Temos o direito de não andarmos sempre felizes



Acho, e sempre achei, a necessidade de felicidade constante, uma paranóia e até um tanto ou quanto psicopata.
Nós podemos e devemos ser felizes, mas ser feliz não significa estar sempre a rejubilar de alegria. A vida é feita de momentos e sentimentos díspares, com oscilações de emoções e humores e é tudo perfeitamente normal.
Parece-me absurdo ver pessoas saudáveis entupirem-se de medicamentos para não sentirem tristeza, angústia, dor ou solidão, como se isso não fizesse parte da vida. Como se isso não fosse natural.
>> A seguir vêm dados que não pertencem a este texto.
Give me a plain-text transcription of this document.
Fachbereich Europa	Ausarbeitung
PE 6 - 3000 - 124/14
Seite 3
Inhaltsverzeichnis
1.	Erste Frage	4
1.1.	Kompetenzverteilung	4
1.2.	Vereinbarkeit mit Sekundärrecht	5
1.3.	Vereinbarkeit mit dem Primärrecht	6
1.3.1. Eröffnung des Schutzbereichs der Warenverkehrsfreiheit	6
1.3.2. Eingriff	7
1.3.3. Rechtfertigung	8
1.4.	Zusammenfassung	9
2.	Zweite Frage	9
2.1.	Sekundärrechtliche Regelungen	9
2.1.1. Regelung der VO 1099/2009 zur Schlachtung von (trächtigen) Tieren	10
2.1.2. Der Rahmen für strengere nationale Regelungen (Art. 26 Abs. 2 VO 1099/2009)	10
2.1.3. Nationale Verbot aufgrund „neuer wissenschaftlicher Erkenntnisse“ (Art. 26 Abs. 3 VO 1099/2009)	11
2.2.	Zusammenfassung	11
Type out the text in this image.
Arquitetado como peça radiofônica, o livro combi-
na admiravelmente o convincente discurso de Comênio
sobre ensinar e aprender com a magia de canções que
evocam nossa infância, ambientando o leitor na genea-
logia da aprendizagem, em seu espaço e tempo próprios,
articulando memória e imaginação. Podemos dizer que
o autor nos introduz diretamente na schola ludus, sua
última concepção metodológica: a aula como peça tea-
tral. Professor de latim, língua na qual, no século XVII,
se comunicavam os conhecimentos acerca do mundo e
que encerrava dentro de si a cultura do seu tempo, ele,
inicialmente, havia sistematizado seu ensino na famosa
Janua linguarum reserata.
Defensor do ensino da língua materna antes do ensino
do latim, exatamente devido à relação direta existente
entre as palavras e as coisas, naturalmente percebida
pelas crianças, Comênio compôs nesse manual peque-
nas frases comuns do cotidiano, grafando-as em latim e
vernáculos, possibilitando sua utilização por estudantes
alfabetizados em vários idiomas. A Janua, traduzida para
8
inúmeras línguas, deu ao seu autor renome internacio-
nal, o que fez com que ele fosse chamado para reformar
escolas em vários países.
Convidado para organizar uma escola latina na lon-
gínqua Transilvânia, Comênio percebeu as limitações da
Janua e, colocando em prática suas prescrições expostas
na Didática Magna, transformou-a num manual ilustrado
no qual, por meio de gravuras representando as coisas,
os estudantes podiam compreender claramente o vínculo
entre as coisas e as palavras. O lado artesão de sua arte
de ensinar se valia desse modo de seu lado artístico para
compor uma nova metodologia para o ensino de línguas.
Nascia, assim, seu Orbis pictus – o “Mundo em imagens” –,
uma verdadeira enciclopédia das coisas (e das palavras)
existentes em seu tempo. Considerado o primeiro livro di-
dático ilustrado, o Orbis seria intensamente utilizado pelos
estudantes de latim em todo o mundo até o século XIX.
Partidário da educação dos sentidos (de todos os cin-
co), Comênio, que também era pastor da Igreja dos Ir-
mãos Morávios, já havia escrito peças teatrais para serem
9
Há dias cheguei ao supermercado e o empregado disse-me que eu estava muito triste e que não devia andar assim. Esse comentário irritou-me de morte. Primeiro, eu não estava triste, só andava à procura de alguma coisa para comer e, como é óbvio, não me andava a rir para as prateleiras. Segundo, o que sabe ele sobre a minha vida para me dizer como devo ou não andar? Terceiro, não me lembro de lhe dar confiança para me dizer como devo viver a minha vida.
Odeio pessoas!
Lamento desiludir, mas tenho o direito de não andar sempre feliz e tenho as minhas razões, independentemente da opinião alheia. Os meus sentimentos só a mim dizem respeito e só posso lidar com eles da maneira que me convém e que sei.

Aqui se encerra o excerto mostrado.